5. German Lieder. German is very close to English. In terms of poetry, avoid French—which has no verse. Verse needs this: Sy-lab-i-fi-CA-tion. If pronouncing this word properly, with the emphasis on the penultimate syllable, doesn’t give you pleasure, poetry is perhaps not for you. (The French say “Sy-lab-i-fi-ca-tion.” Therefore their language has no verse). With German lieder, you not only get German Romantic verse—of the most passionate kind ever written, you can hear how a genius like Schubert adds music to it. Melancholy love poetry is the best poetry, and having read your Plato, you’ll understand the profound relationship between love—and thought itself. 

6. The Romantic Poets. Byron is fun. Coleridge is delightful. Wordsworth is endearing. (Mary Shelley inspired Poe to write Sci-Fi.) Keats and Shelley are poetry itself. 

7. Poe. The Collected Works, including his non-fiction. Beauty and humor as perfect and less perfect shapes of rhetoric, etc

8. Knut Hamsun. The early novels.

9. Edna Millay. Her exceptional sonnets advance the Romantic notion that the sonnet/the stanza, not the line, is the true unit of poetry.

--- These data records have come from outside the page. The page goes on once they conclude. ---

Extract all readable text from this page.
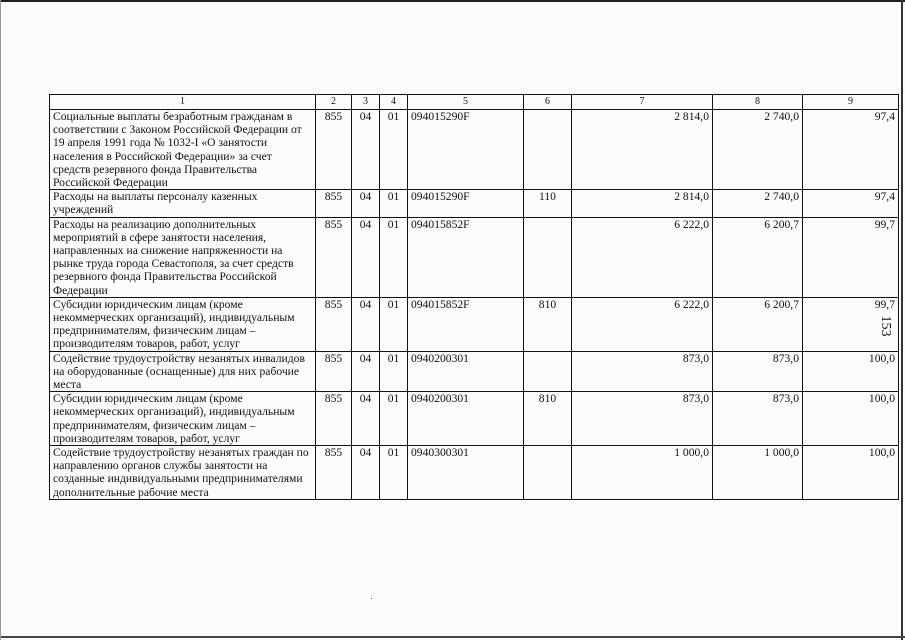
1	2	3	4	5	6	7	8	9
Социальные выплаты безработным гражданам в соответствии с Законом Российской Федерации от 19 апреля 1991 года № 1032-I «О занятости населения в Российской Федерации» за счет средств резервного фонда Правительства Российской Федерации	855	04	01	094015290F		2 814,0	2 740,0	97,4
Расходы на выплаты персоналу казенных учреждений	855	04	01	094015290F	110	2 814,0	2 740,0	97,4
Расходы на реализацию дополнительных мероприятий в сфере занятости населения, направленных на снижение напряженности на рынке труда города Севастополя, за счет средств резервного фонда Правительства Российской Федерации	855	04	01	094015852F		6 222,0	6 200,7	99,7
Субсидии юридическим лицам (кроме некоммерческих организаций), индивидуальным предпринимателям, физическим лицам – производителям товаров, работ, услуг	855	04	01	094015852F	810	6 222,0	6 200,7	99,7
Содействие трудоустройству незанятых инвалидов на оборудованные (оснащенные) для них рабочие места	855	04	01	0940200301		873,0	873,0	100,0
Субсидии юридическим лицам (кроме некоммерческих организаций), индивидуальным предпринимателям, физическим лицам – производителям товаров, работ, услуг	855	04	01	0940200301	810	873,0	873,0	100,0
Содействие трудоустройству незанятых граждан по направлению органов службы занятости на созданные индивидуальными предпринимателями дополнительные рабочие места	855	04	01	0940300301		1 000,0	1 000,0	100,0
153
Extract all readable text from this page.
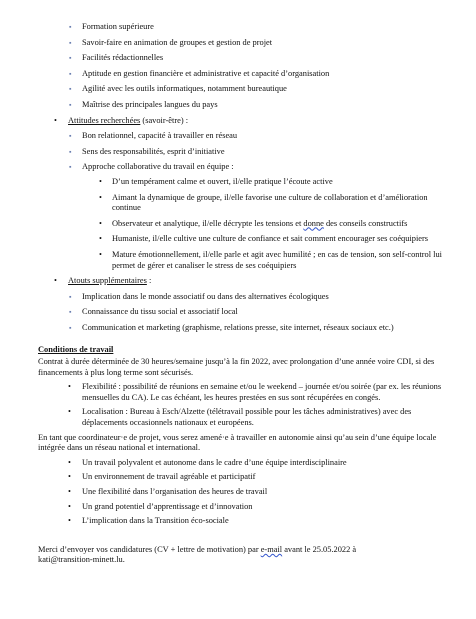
▪ Formation supérieure
▪ Savoir-faire en animation de groupes et gestion de projet
▪ Facilités rédactionnelles
▪ Aptitude en gestion financière et administrative et capacité d’organisation
▪ Agilité avec les outils informatiques, notamment bureautique
▪ Maîtrise des principales langues du pays
• Attitudes recherchées (savoir-être) :
▪ Bon relationnel, capacité à travailler en réseau
▪ Sens des responsabilités, esprit d’initiative
▪ Approche collaborative du travail en équipe :
• D’un tempérament calme et ouvert, il/elle pratique l’écoute active
• Aimant la dynamique de groupe, il/elle favorise une culture de collaboration et d’amélioration continue
• Observateur et analytique, il/elle décrypte les tensions et donne des conseils constructifs
• Humaniste, il/elle cultive une culture de confiance et sait comment encourager ses coéquipiers
• Mature émotionnellement, il/elle parle et agit avec humilité ; en cas de tension, son self-control lui permet de gérer et canaliser le stress de ses coéquipiers
• Atouts supplémentaires :
▪ Implication dans le monde associatif ou dans des alternatives écologiques
▪ Connaissance du tissu social et associatif local
▪ Communication et marketing (graphisme, relations presse, site internet, réseaux sociaux etc.)
Conditions de travail

Contrat à durée déterminée de 30 heures/semaine jusqu’à la fin 2022, avec prolongation d’une année voire CDI, si des financements à plus long terme sont sécurisés.

• Flexibilité : possibilité de réunions en semaine et/ou le weekend – journée et/ou soirée (par ex. les réunions mensuelles du CA). Le cas échéant, les heures prestées en sus sont récupérées en congés.
• Localisation : Bureau à Esch/Alzette (télétravail possible pour les tâches administratives) avec des déplacements occasionnels nationaux et européens.

En tant que coordinateur·e de projet, vous serez amené·e à travailler en autonomie ainsi qu’au sein d’une équipe locale intégrée dans un réseau national et international.

• Un travail polyvalent et autonome dans le cadre d’une équipe interdisciplinaire
• Un environnement de travail agréable et participatif
• Une flexibilité dans l’organisation des heures de travail
• Un grand potentiel d’apprentissage et d’innovation
• L’implication dans la Transition éco-sociale

Merci d’envoyer vos candidatures (CV + lettre de motivation) par e-mail avant le 25.05.2022 à
kati@transition-minett.lu.
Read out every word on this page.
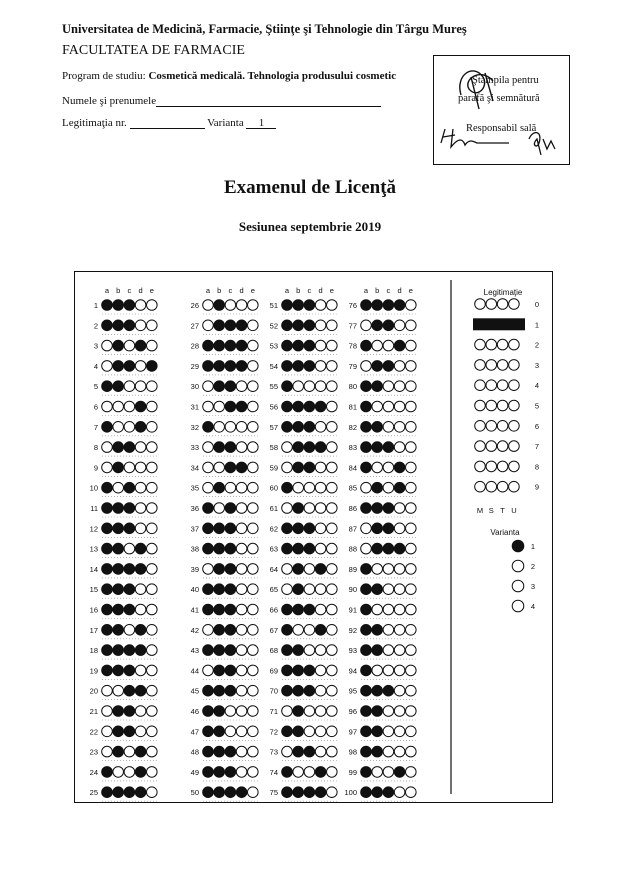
Universitatea de Medicină, Farmacie, Ştiinţe şi Tehnologie din Târgu Mureş
FACULTATEA DE FARMACIE
Program de studiu: Cosmetică medicală. Tehnologia produsului cosmetic
Numele şi prenumele
Legitimaţia nr.	Varianta 1
Ştampila pentru
parafă şi semnătură
Responsabil sală
Examenul de Licenţă
Sesiunea septembrie 2019
a b c d e
1
2
3
4
5
6
7
8
9
10
11
12
13
14
15
16
17
18
19
20
21
22
23
24
25
a b c d e
26
27
28
29
30
31
32
33
34
35
36
37
38
39
40
41
42
43
44
45
46
47
48
49
50
a b c d e
51
52
53
54
55
56
57
58
59
60
61
62
63
64
65
66
67
68
69
70
71
72
73
74
75
a b c d e
76
77
78
79
80
81
82
83
84
85
86
87
88
89
90
91
92
93
94
95
96
97
98
99
100
Legitimaţie
0
1
2
3
4
5
6
7
8
9
M S T U
Varianta
1
2
3
4
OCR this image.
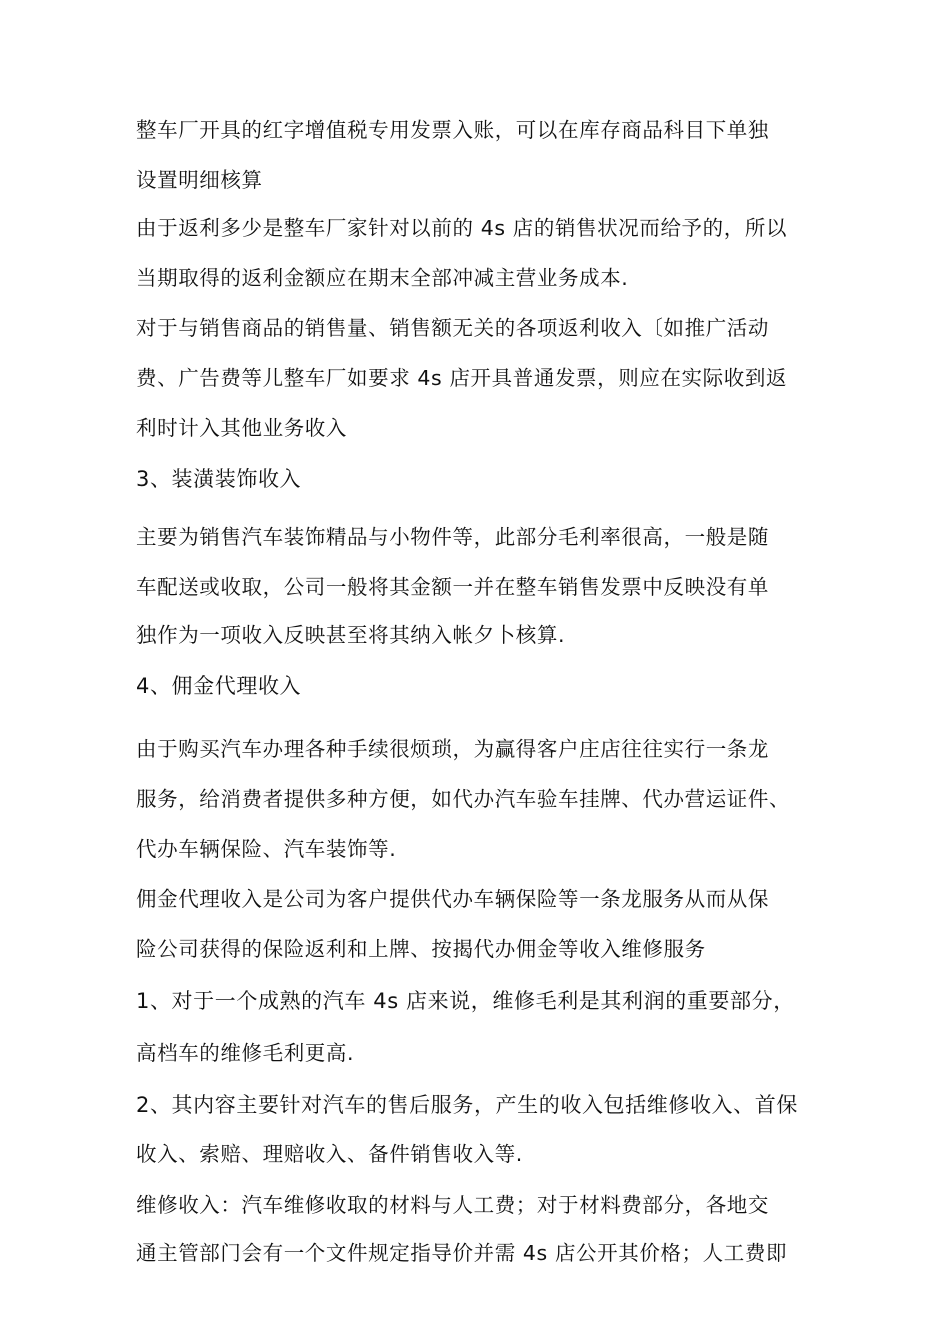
整车厂开具的红字增值税专用发票入账，可以在库存商品科目下单独
设置明细核算
由于返利多少是整车厂家针对以前的 4s 店的销售状况而给予的，所以
当期取得的返利金额应在期末全部冲减主营业务成本.
对于与销售商品的销售量、销售额无关的各项返利收入〔如推广活动
费、广告费等儿整车厂如要求 4s 店开具普通发票，则应在实际收到返
利时计入其他业务收入
3、装潢装饰收入
主要为销售汽车装饰精品与小物件等，此部分毛利率很高，一般是随
车配送或收取，公司一般将其金额一并在整车销售发票中反映没有单
独作为一项收入反映甚至将其纳入帐夕卜核算.
4、佣金代理收入
由于购买汽车办理各种手续很烦琐，为赢得客户庄店往往实行一条龙
服务，给消费者提供多种方便，如代办汽车验车挂牌、代办营运证件、
代办车辆保险、汽车装饰等.
佣金代理收入是公司为客户提供代办车辆保险等一条龙服务从而从保
险公司获得的保险返利和上牌、按揭代办佣金等收入维修服务
1、对于一个成熟的汽车 4s 店来说，维修毛利是其利润的重要部分，
高档车的维修毛利更高.
2、其内容主要针对汽车的售后服务，产生的收入包括维修收入、首保
收入、索赔、理赔收入、备件销售收入等.
维修收入：汽车维修收取的材料与人工费；对于材料费部分，各地交
通主管部门会有一个文件规定指导价并需 4s 店公开其价格；人工费即
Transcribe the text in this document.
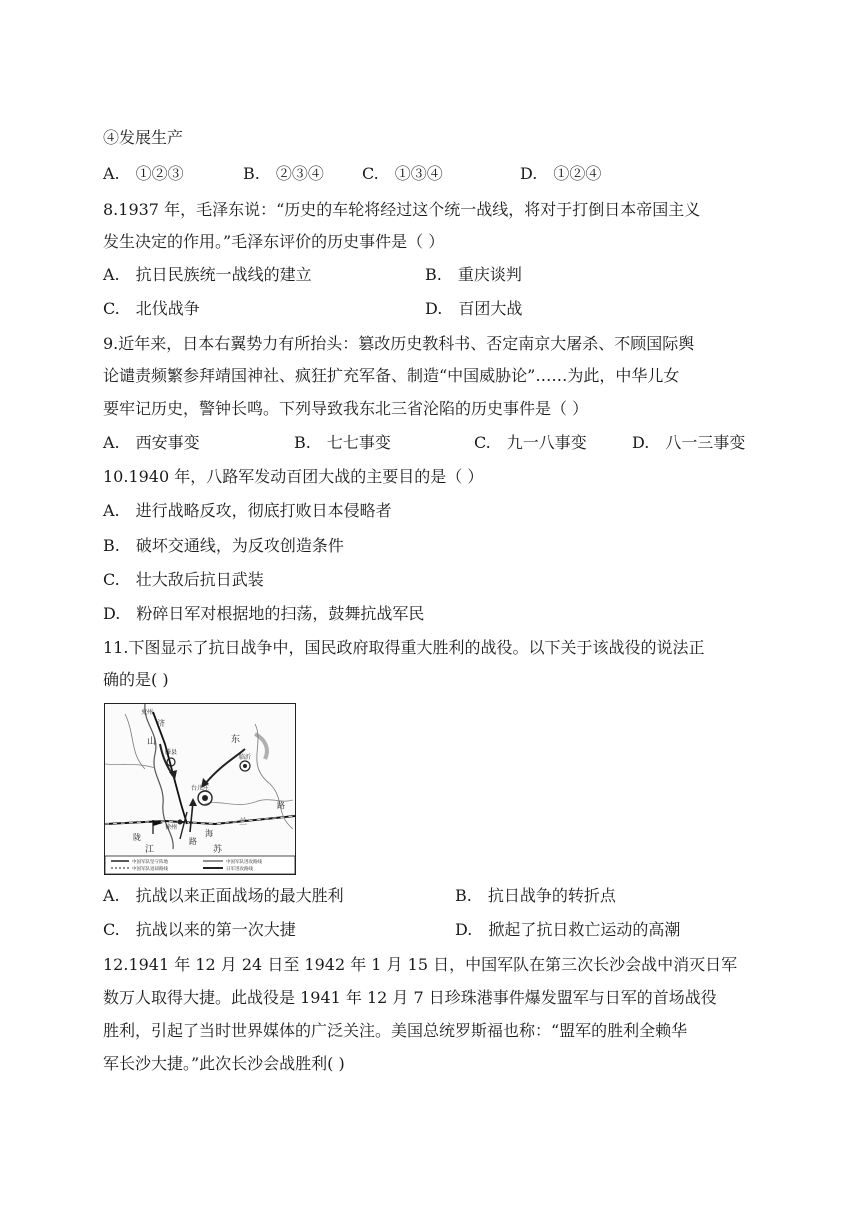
④发展生产
A.　①②③	B.　②③④ C.　①③④	D.　①②④
8.1937 年，毛泽东说：“历史的车轮将经过这个统一战线，将对于打倒日本帝国主义
发生决定的作用。”毛泽东评价的历史事件是（ ）
A.　抗日民族统一战线的建立	B.　重庆谈判
C.　北伐战争	D.　百团大战
9.近年来，日本右翼势力有所抬头：篡改历史教科书、否定南京大屠杀、不顾国际舆
论谴责频繁参拜靖国神社、疯狂扩充军备、制造“中国威胁论”……为此，中华儿女
要牢记历史，警钟长鸣。下列导致我东北三省沦陷的历史事件是（ ）
A.　西安事变	B.　七七事变	C.　九一八事变	D.　八一三事变
10.1940 年，八路军发动百团大战的主要目的是（ ）
A.　进行战略反攻，彻底打败日本侵略者
B.　破坏交通线，为反攻创造条件
C.　壮大敌后抗日武装
D.　粉碎日军对根据地的扫荡，鼓舞抗战军民
11.下图显示了抗日战争中，国民政府取得重大胜利的战役。以下关于该战役的说法正
确的是( )
兖州
济
山
滕县
东
临沂
台儿庄
徐州
陇	海
路
江	苏
兰
路
中国军队坚守阵地
中国军队退却路线
中国军队进攻路线
日军进攻路线
A.　抗战以来正面战场的最大胜利	B.　抗日战争的转折点
C.　抗战以来的第一次大捷	D.　掀起了抗日救亡运动的高潮
12.1941 年 12 月 24 日至 1942 年 1 月 15 日，中国军队在第三次长沙会战中消灭日军
数万人取得大捷。此战役是 1941 年 12 月 7 日珍珠港事件爆发盟军与日军的首场战役
胜利，引起了当时世界媒体的广泛关注。美国总统罗斯福也称：“盟军的胜利全赖华
军长沙大捷。”此次长沙会战胜利( )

10. Any modern conspiracy book. Just to loosen up your thoughts. Mainstream, conventional thinking is useful as a soporific, but ultimately you will need to face the fact that the agitated, excitable thinking of others whom you care about may cause you to feel an emptiness inside, like you are missing something.

That’s all you need, really. This reading list is the Light, by which you will be able to “see” everything else. 

The great bulk of modern literature will generally be about people being mean to each other. 

Go! read your lengthy, contemporary novels of men being mean to women, the rich being mean to the poor. Modern literature—and much older examples of modern literature (time does go backwards) will feed you endlessly with tales of injustice and betrayal, and it will move you, and make your heart beat faster, and make you cry. 

But the misanthropy which causes human suffering is for this reason: 

So many refuse, or were never exposed to—my reading list.